— И у пастуха есть дни радости и печали, — прервал его Онофрио. — Теперь жизнь его не плоха; в здешней стороне я живу уже десять лет: нечего сказать, славная сторона. Но в молодости плохое было мне житье в местах, где человека и не встретишь, где я не спал по целым ночам от лихорадки. Длинна бессонная ночь, когда твою скуку разгоняют только удары грома да молния. Читаешь молитвы да вместо четок считаешь капли дождя, падающие на крышу. Если при такой жизни ни во что не верить, брат Фелипоне, то скоро поглупеешь, как овцы, которых стережешь.
— Я не говорю, что ни во что не верю, — отвечал мызник, — я верю в безумство мужчин и лукавство женщин.
Говоря это, он закинул назад голову и разразился своим звучным смехом. Даниелла сжала мне руку и глазами указала, на его обнажившейся шее еще свежие царапины ногтей: Винченца защищалась.
— Где твоя жена? — спросила она мызника, когда Онофрио встал, чтобы собрать стадо.
— Жена моя? — сказал он с удивлением. — Должно быть, дома.
Это было сказано так просто, так естественно, что я совершенно обманулся. Мы вместе дошли до мызы. Джанино, увидев своего дядю, побежал к нему навстречу и бросился мызнику на шею. Некрасивый, неловкий, но умный и чувствительный ребенок повис на нем и осыпал его ласками.

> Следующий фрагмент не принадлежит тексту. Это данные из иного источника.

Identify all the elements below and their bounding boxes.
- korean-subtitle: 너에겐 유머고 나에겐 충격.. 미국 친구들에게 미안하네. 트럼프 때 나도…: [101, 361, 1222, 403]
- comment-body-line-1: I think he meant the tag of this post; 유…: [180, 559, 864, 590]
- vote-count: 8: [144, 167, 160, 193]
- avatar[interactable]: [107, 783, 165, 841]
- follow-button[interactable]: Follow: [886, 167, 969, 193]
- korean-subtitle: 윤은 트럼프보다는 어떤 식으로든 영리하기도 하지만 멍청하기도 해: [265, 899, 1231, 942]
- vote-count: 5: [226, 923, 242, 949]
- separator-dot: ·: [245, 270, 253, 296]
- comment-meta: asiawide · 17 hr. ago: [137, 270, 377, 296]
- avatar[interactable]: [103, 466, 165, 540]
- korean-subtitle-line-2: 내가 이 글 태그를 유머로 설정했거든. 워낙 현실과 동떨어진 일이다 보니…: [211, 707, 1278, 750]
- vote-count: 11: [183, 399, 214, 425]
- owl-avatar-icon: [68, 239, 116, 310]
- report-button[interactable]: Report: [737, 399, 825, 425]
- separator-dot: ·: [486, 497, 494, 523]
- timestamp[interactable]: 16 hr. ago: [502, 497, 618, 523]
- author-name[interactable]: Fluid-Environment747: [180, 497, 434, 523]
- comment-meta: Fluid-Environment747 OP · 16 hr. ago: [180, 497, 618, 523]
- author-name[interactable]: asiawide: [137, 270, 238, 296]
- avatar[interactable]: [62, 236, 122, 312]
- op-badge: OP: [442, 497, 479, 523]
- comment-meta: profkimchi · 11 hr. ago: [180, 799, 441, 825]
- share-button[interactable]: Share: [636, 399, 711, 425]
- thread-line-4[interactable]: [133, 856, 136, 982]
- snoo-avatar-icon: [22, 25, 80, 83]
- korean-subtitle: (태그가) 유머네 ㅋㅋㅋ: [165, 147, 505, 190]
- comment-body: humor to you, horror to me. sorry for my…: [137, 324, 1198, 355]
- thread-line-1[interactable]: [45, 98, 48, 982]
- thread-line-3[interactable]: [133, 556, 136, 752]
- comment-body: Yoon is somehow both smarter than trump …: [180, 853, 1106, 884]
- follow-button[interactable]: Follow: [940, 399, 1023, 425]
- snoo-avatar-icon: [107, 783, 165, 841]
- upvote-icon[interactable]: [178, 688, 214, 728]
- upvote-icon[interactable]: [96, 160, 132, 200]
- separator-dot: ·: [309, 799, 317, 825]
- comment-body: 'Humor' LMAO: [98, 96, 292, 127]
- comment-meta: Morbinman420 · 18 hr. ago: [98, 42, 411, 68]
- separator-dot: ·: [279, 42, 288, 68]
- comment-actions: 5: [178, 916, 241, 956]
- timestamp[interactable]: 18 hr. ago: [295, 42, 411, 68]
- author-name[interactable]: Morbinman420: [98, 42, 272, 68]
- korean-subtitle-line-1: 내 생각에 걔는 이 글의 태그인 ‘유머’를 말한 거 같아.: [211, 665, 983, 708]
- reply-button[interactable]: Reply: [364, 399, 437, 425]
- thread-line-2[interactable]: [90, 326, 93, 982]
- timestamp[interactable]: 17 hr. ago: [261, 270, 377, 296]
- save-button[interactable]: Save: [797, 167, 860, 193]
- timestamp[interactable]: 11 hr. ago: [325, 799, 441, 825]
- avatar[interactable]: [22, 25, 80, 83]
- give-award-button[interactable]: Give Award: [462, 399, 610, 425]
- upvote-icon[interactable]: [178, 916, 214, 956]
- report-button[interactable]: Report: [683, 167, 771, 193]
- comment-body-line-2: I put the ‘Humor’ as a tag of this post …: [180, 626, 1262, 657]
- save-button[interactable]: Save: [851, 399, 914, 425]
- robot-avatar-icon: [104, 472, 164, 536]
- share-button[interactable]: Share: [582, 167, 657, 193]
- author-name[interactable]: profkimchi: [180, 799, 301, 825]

— Бедный ребенок, — сказал мызник, посадив его к себе на плечо, — он очень скучал без меня.
— Дядя, ты опять уйдешь? — спросил Джанино.
— Нет, мой Джанинуччио, я останусь дома; я устал шляться по полям.
— А тетя, она скоро придет?
— Разве она еще не приходила?
— Это тебя удивляет? — сказала Даниелла крестному отцу своему, глядя ему пристально в глаза.
— Нимало, — отвечал хладнокровно мызник, опуская Джанино на землю, — она, должно быть, сбежала со своим последним любовником.
…июня.
Вот все, чего мы могли добиться от Фелипоне. От Брюмьера получили мы письмо; он во Флоренции, здоров и просил нас уведомить, не слишком ли поколотил мызник свою жену.
…июня, Мондрагоне.
Не думайте, что мы сидели сложа руки эти две недели и совсем уже отказались от надежды отыскать жертву ужасного супружеского мщения.
В ночь того дня, когда случилось происшествие, Даниелла не могла заснуть и все время была в нервном состоянии, которое меня беспокоило. Вдруг она сказала мне:
— Вставай, друг мой, мы должны непременно пробраться в эту проклятую befana. Мне не верится, чтобы у него достало духу убить свою жену; может быть, она только заключена в подземелье на время.
— Я потерял всякую надежду, но, чтобы успокоить тебя, я готов попытаться, готов на все, даже на невозможное. Как ты думаешь, что делать? Когда мы с Бенвенуто отыскивали ход в befana, мы добрались до нее близко; доктор говорил мне, что он слышал нашу работу и что наши поиски очень их встревожили.